Regardless of how appealing a suggestion is, the final decision still hinges on the dollars left in the facility's coffers. That often means a project is not necessarily out of the question, though it does necessitate creativity to become a reality.

"We often need to be creative on the financial side, whether through leasing or other financing planning," Walsh says. "For instance, sometimes we are able to move products around based on need, reallocating an item from one area where it is not being utilized very much."

And of course, the general capital planning process only gets more difficult with shrinking reimbursement rates. As a result of NRH's tightened budgets, Rockwood says the facility has begun investigating some options with asset management groups.

"Right now, we outsource our facilities management services to a large asset management group that has offered lots of help in terms of financing bigger purchases," Rockwood says. "I know a lot of hospitals have been opting for asset management as a solution to their capital planning problems.
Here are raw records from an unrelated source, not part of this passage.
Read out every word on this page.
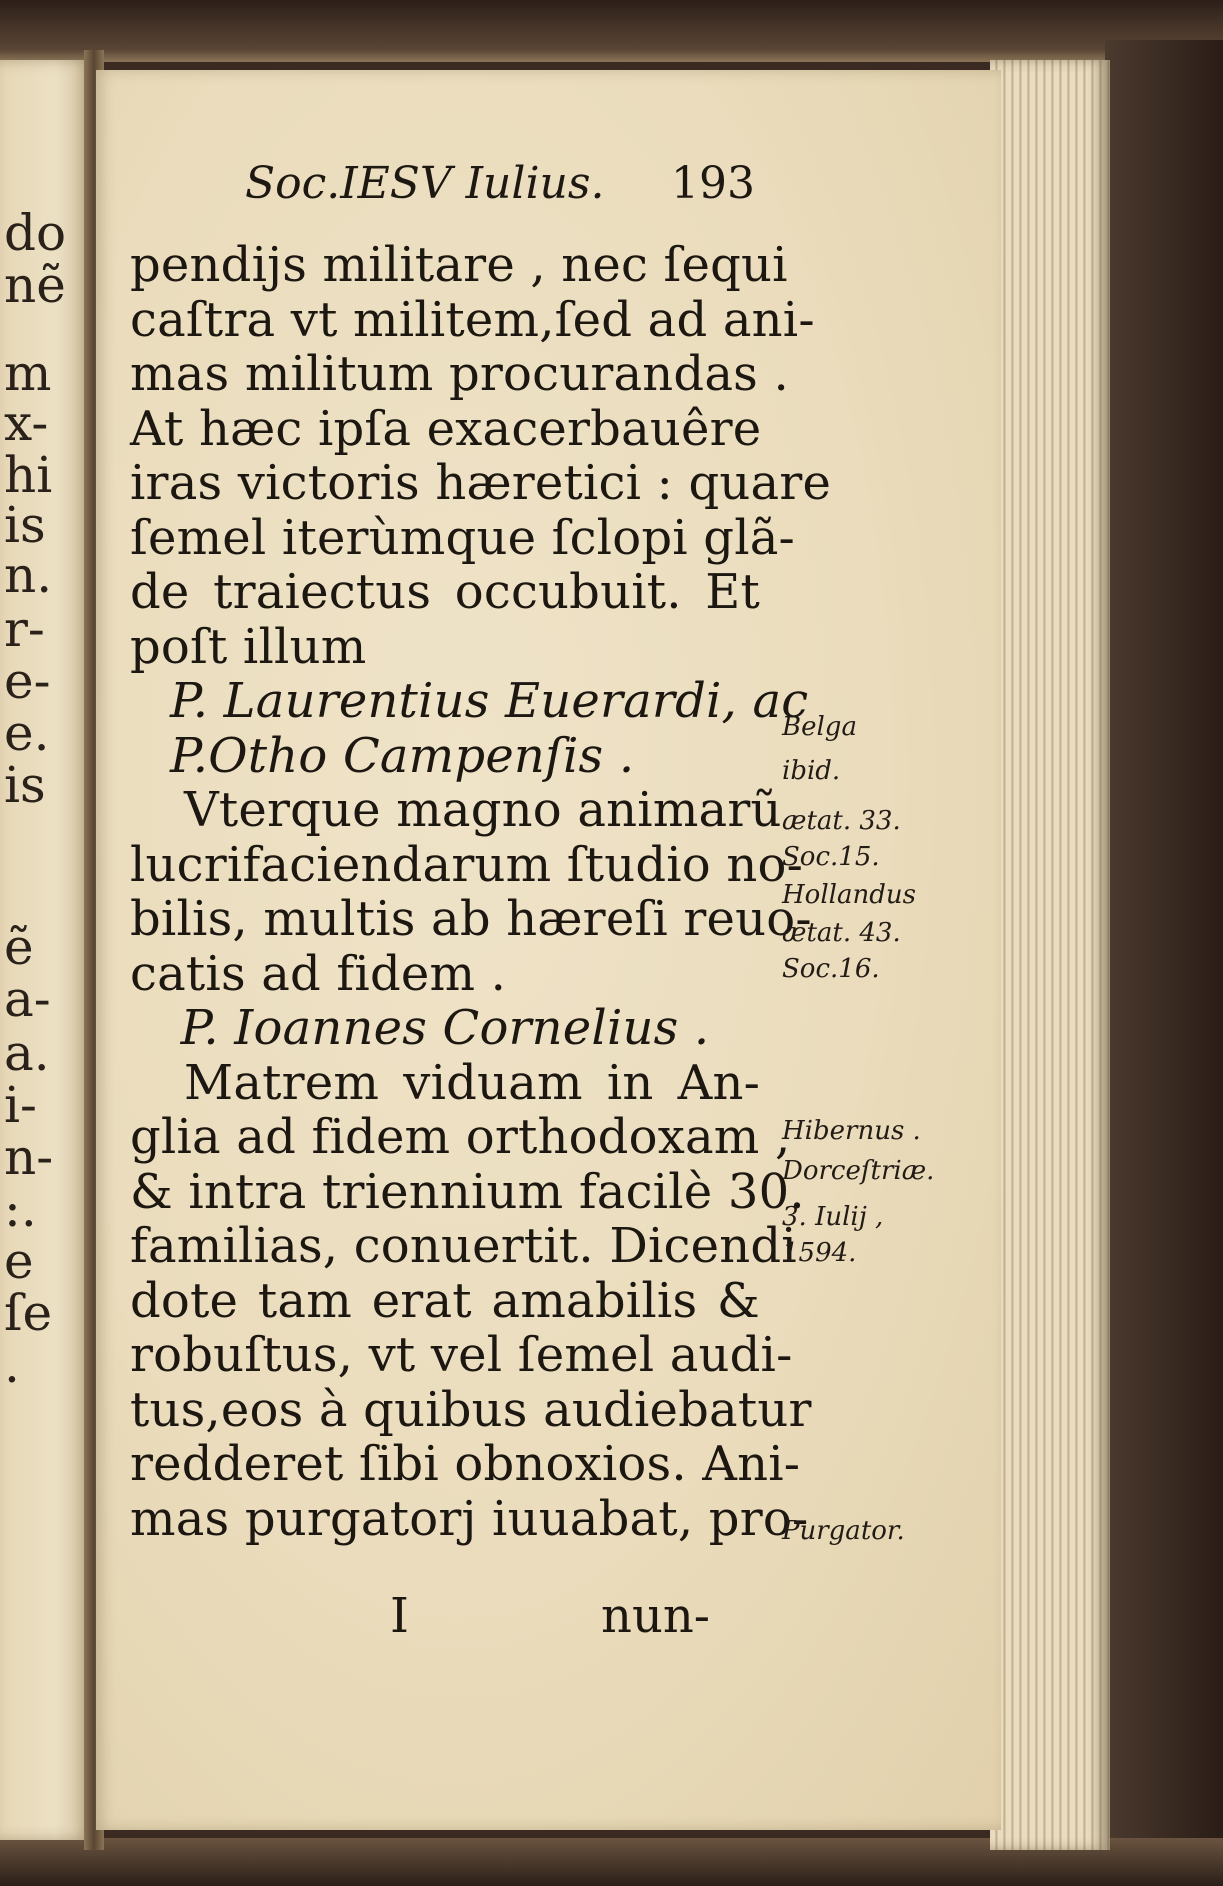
do
nẽ
m
x-
hi
is
n.
r-
e-
e.
is
ẽ
a-
a.
i-
n-
:.
e
ſe
.
Soc.IESV Iulius. 193
pendijs militare , nec ſequi
caſtra vt militem,ſed ad ani-
mas militum procurandas .
At hæc ipſa exacerbauêre
iras victoris hæretici : quare
ſemel iterùmque ſclopi glã-
de traiectus occubuit. Et
poſt illum
P. Laurentius Euerardi, ac
P.Otho Campenſis .
Vterque magno animarũ
lucrifaciendarum ſtudio no-
bilis, multis ab hæreſi reuo-
catis ad fidem .
P. Ioannes Cornelius .
Matrem viduam in An-
glia ad fidem orthodoxam ,
& intra triennium facilè 30.
familias, conuertit. Dicendi
dote tam erat amabilis &
robuſtus, vt vel ſemel audi-
tus,eos à quibus audiebatur
redderet ſibi obnoxios. Ani-
mas purgatorj iuuabat, pro-
I	nun-
Belga
ibid.
ætat. 33.
Soc.15.
Hollandus
ætat. 43.
Soc.16.
Hibernus .
Dorceſtriæ.
3. Iulij ,
1594.
Purgator.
Boston University recently went through a major overhaul, and they did so by creating a long-term financing agreement. So that is certainly worth looking at for our big ticket items."

WARRANTIES AND SERVICES CONTRACTS

Further expense considerations such as equipment warranties tend to be flexible, according to both Walsh and Rockwood, and depend on the item being purchased. While much service and repair are handled in-house, both say that technical pieces that require annual maintenance merit a service agreement, an extended warranty, or an agreement for replacement parts for a reduced rate over a period of time.

"Work is always warrantied for a year, but sometimes we go ahead and buy the extended service agreement, as we did for our new $120,000 surveillance system," Rockwood says. "Such systems break down a lot. We also have service agreements on all the equipment that is critical to building maintenance and patient care. For instance, if we had a chiller go down, we have an emergency agreement that is funded out of our operating budget. So far, we have not had an issue where the cost of fixing our equipment was so large that we have not been able to afford to do so."

Being able to afford any necessary expenditure that arises is, of course, the key to successful capital planning, and Walsh sees a well-honed team as an essential to managing such a difficult task.

"In terms of clinical needs versus financial constraints, you really have to weigh both," Walsh says. "When need exceeds funds, we get our team together to determine the priorities. Capital is such a big part of the hospital and what we do, and at Spaulding we maintain it as a fun process that brings all the units together.

"It's educational as well, and it has helped me understand what the other departments do on a daily basis," he continues. "That builds the team atmosphere that we need to be successful in planning for the best use of the hospital's funds."

Liz Finch is a contributing writer for Rehab Management.